Eşkıya (1996): Eşkıyalar Hâlâ Ölünce Yıldız Olur Mu?
İşlediği temalarla toplumumuza geniş bir bakış açısından bakabilmesi, seyirciye ayna tutması, kaybolan değerlerden bahsetmesi ve yerli sinema açısından önemli bir milat olması filmin en güçlü yönlerindendir. Şener Şen’in filmle ilgili yaptığı şu yorum ise tüm bunlara dair bir şey oluşturmaya çalıştıklarını açıklıyor zaten:
“Bu filmde insanımızı, kendi öz kişiliğimizi beyazperdeye aktarmaya çalıştık. Bizi anlatarak evrenselliğe ulaşım yolunu bulacağımızı sanıyoruz.”
Yavuz Turgul’un Eşkıya’daki temel amacı bizi bize anlatmak ve bu filmin tüm detaylarında da açıkça görülüyor. Baran’ın simgelediği her şeyin geçmişte kalmış olduğu bir gerçek ancak onun günümüz seyircisine uzak gelecek ve bugüne göre daha yüce gösterilen ahlak anlayışı ise filmde Turgul’un toplumsal değerleri eleştirmesini ve deşifre etmesini sağlıyor. Tüm bunlara karşı Baran’a İstanbul’daki yolculuğunda eşlik eden Cumali ise seyircinin kendini daha yakın bulacağı, tam anlamıyla günümüzü temsil eden bir karakter. Filmin tüm detayları ise bu ikili üzerine kurulmuş.
“Kaldı mı artık dağlarda eşkıya emmi, eşkıya artık şehirde.”
Bu filmin en akılda kalıcı repliklerinden biri ve Turgul’un dün ile bugünü karşılaştırmasını da temsil eden bir söz, bu nedenle çok da önemlidir. Turgul, filmde Baran ile Cumali’yi yan yana getirerek eşkıyalığın geçmiş ile günümüzdeki halini ve daha da önemlisi değişmiş ahlaki değerleri karşılaştırmayı başarıyor ve bunu ikisi arasındaki bazı ortak değerleri de göstererek yapıyor.Mesela ikilinin aşka dair yaşadıkları, geçirilen toplumsal değişim bakımından filmde karşılaştığımız en çarpıcı örnek olmuştu. Bu noktada Baran için geçmişteki halimiz, Cumali için ise o dönemki halimiz demek çok doğru olur. (O dönemki dememin nedeni ise şimdi ile filmin çıktığı dönemin -20 yıl öncesi- de birbirinden farklı toplumsal değerlere sahip olduğunu düşünmem.) Bu iki özenle yazılmış karakter arasında görülen fark ise iki dönem için toplumun genelini yansıtırken seyirciye ayna tutmayı da başarıyor.

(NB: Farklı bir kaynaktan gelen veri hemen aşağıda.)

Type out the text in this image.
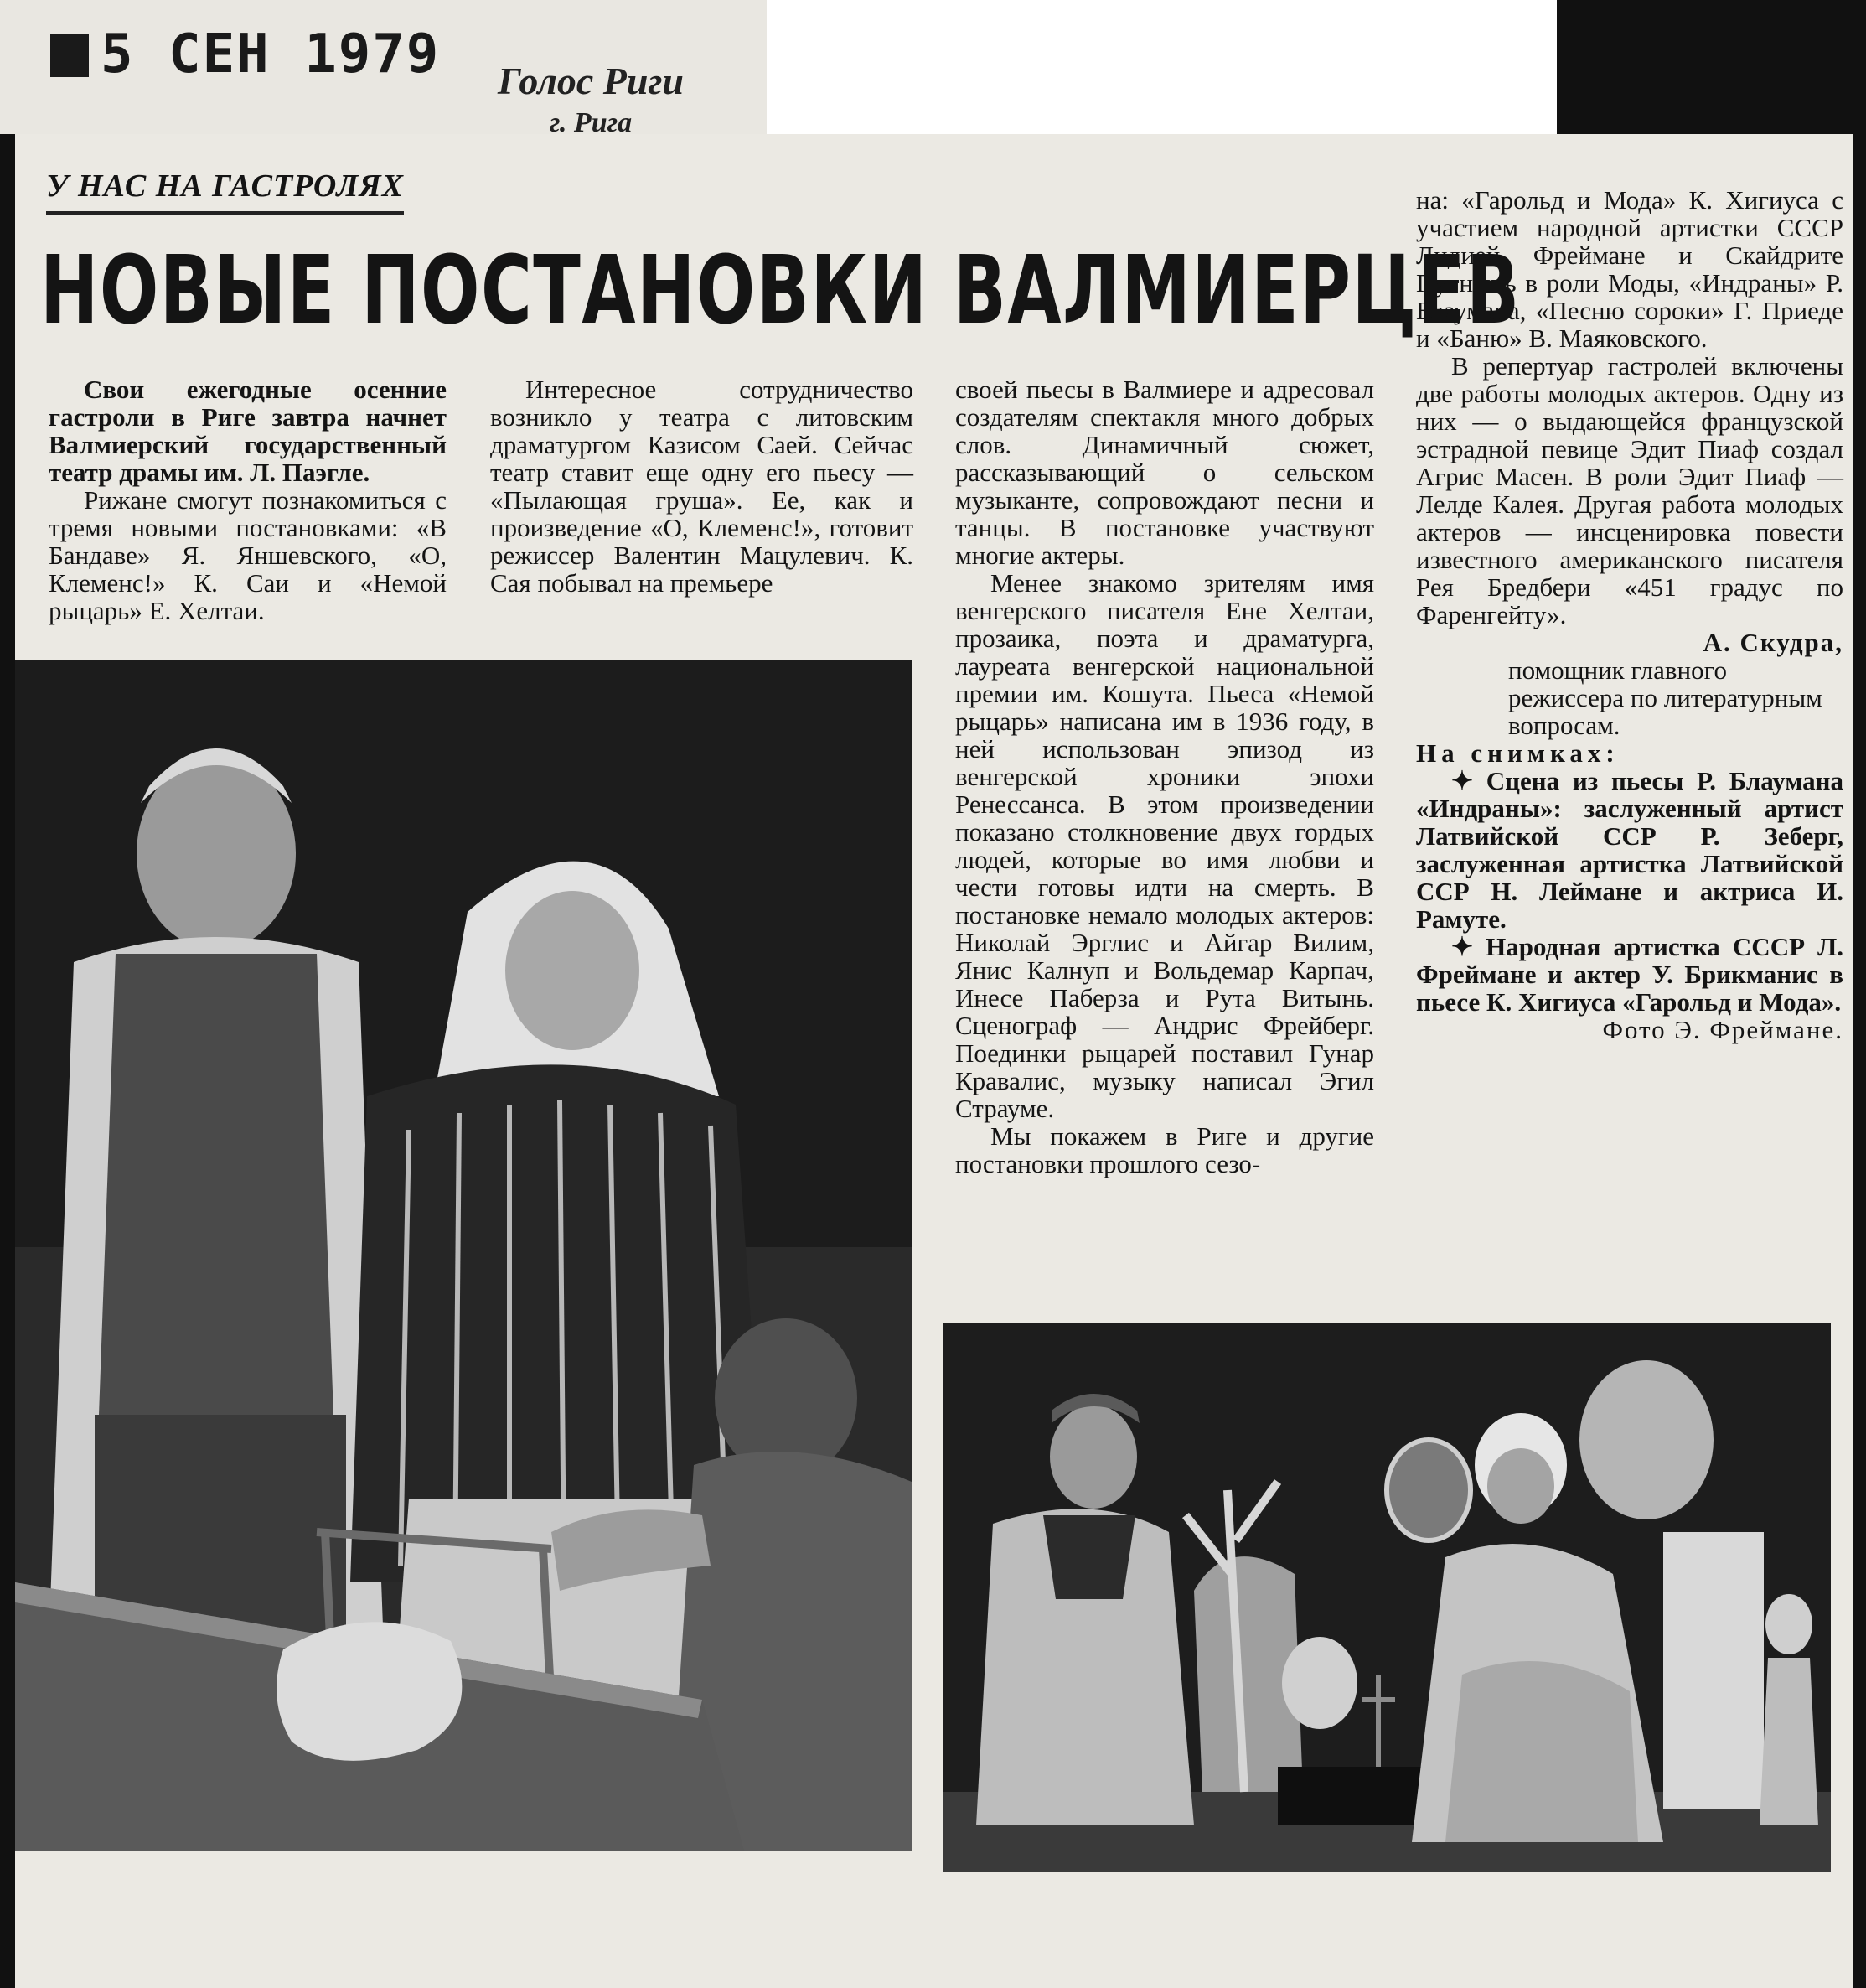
5 СЕН 1979	Голос Риги
г. Рига
У НАС НА ГАСТРОЛЯХ
НОВЫЕ ПОСТАНОВКИ ВАЛМИЕРЦЕВ

Свои ежегодные осенние гастроли в Риге завтра начнет Валмиерский государственный театр драмы им. Л. Паэгле.

Рижане смогут познакомиться с тремя новыми постановками: «В Бандаве» Я. Яншевского, «О, Клеменс!» К. Саи и «Немой рыцарь» Е. Хелтаи.

Интересное сотрудничество возникло у театра с литовским драматургом Казисом Саей. Сейчас театр ставит еще одну его пьесу — «Пылающая груша». Ее, как и произведение «О, Клеменс!», готовит режиссер Валентин Мацулевич. К. Сая побывал на премьере

своей пьесы в Валмиере и адресовал создателям спектакля много добрых слов. Динамичный сюжет, рассказывающий о сельском музыканте, сопровождают песни и танцы. В постановке участвуют многие актеры.

Менее знакомо зрителям имя венгерского писателя Ене Хелтаи, прозаика, поэта и драматурга, лауреата венгерской национальной премии им. Кошута. Пьеса «Немой рыцарь» написана им в 1936 году, в ней использован эпизод из венгерской хроники эпохи Ренессанса. В этом произведении показано столкновение двух гордых людей, которые во имя любви и чести готовы идти на смерть. В постановке немало молодых актеров: Николай Эрглис и Айгар Вилим, Янис Калнуп и Вольдемар Карпач, Инесе Паберза и Рута Витынь. Сценограф — Андрис Фрейберг. Поединки рыцарей поставил Гунар Кравалис, музыку написал Эгил Страуме.

Мы покажем в Риге и другие постановки прошлого сезо-

на: «Гарольд и Мода» К. Хигиуса с участием народной артистки СССР Лидией Фреймане и Скайдрите Путнынь в роли Моды, «Индраны» Р. Блаумана, «Песню сороки» Г. Приеде и «Баню» В. Маяковского.

В репертуар гастролей включены две работы молодых актеров. Одну из них — о выдающейся французской эстрадной певице Эдит Пиаф создал Агрис Масен. В роли Эдит Пиаф — Лелде Калея. Другая работа молодых актеров — инсценировка повести известного американского писателя Рея Бредбери «451 градус по Фаренгейту».

А. Скудра,

помощник главного режиссера по литературным вопросам.

На снимках:

✦ Сцена из пьесы Р. Блаумана «Индраны»: заслуженный артист Латвийской ССР Р. Зеберг, заслуженная артистка Латвийской ССР Н. Леймане и актриса И. Рамуте.

✦ Народная артистка СССР Л. Фреймане и актер У. Брикманис в пьесе К. Хигиуса «Гарольд и Мода».

Фото Э. Фреймане.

Turgul’un filmde yakaladığı geniş perspektif, zaman zaman çok başarılı bulduğum kamera hareketleri ve en önemlisi özenle oluşturduğu içeriği filmin güçlü yönleri olurken zayıf kalan bazı yerleri de bulunmakta. Filmde sinematik açıdan yetersiz olan, gereksiz bilgi bulunduran ve abartıya kaçan sahneler bulunmakta ve bunlar bazen çok bazen de az olsa da göze çarpıyor. Genele bakıldığında ise düşünsel anlamda ileri düzey olan filmin sinematik açıdan biraz geride kaldığı söylenebilir. Ancak bu eksikler filmin ne kadar önemli olduğunu değiştirmediği gibi güçlü yanlarından da bir şey kaybettirmiyor.
Sonuç olarak, Eşkıya’nın sinemamıza kazandırdıkları çok önemli. Dönemin seyircisini derinden yakalayan bu film, bana kalırsa Türk sinemasının en değerli, en özel filmlerinden de biri. Eşkıya’da Yavuz Turgul efsane diyaloglara sahip, güçlü senaryosu ile sizi mest ederken Şener Şen usta işi performansıyla sizi kendine bir kez daha hayran bırakır ve Uğur Yücel de başarılı oyunculuğu ile ona eşlik eder. Filmin duygusal etkisini güçlendiren müzikleri ile yönetmenin etkileyici dili sayesinde Baran’ın hikayesinde ona ortak olmamanız ise imkansıza yakın gibi. Eğer hala izlemediyseniz bir an önce izleyin derim çünkü emin olun ki çok şey kaçırıyorsunuz.